Nous, l’Église du Christ sur terre, sommes un peuple saint composé de pécheurs appelés à être saints, c’est-à-dire à être semblables à Dieu lui-même. La sainteté qui rend comme Dieu n’est pas réservée à une élite de mystiques. C’est la vocation de toute personne humaine sans exception, ainsi que l’a rappelé le Concile Vatican II : « la vocation dernière de l’homme est réellement unique, à savoir divine » (Gaudium et Spes n°22.5). Cela ne veut pas dire que tous répondront à cette vocation universelle, car nul n’est sauvé contre sa volonté.

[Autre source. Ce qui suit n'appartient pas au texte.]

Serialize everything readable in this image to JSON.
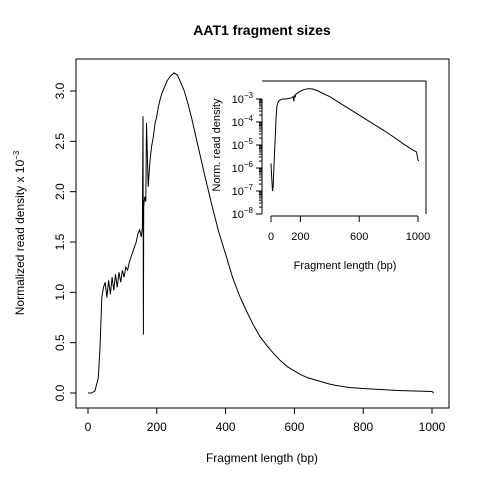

Toute personne humaine est faite pour la communion avec Dieu, par son Fils, dans l’Esprit. Nous chrétiens sommes ceux qui vivent déjà cette communion. Le principal élément du culte que nous rendons à Dieu porte d’ailleurs ce beau nom de communion. Nous sommes les éclaireurs de l’humanité, ceux qui marchent, à la suite du Seigneur Jésus, en avant des autres hommes, vers le but auquel tous sont appelés.
Aujourd’hui, renouvelons notre résolution de suivre le Seigneur Jésus jour après jour, dans la prière et l’adoration, dans la conversion personnelle et communautaire, dans le témoignage en paroles et en actes, dans l’humble service quotidien où s’exercent la foi, l’espérance et la charité. C’est la contribution la plus précieuse que nous puissions offrir à l’unité visible des disciples du Christ, et à l’humanité entière qu’il attire à lui.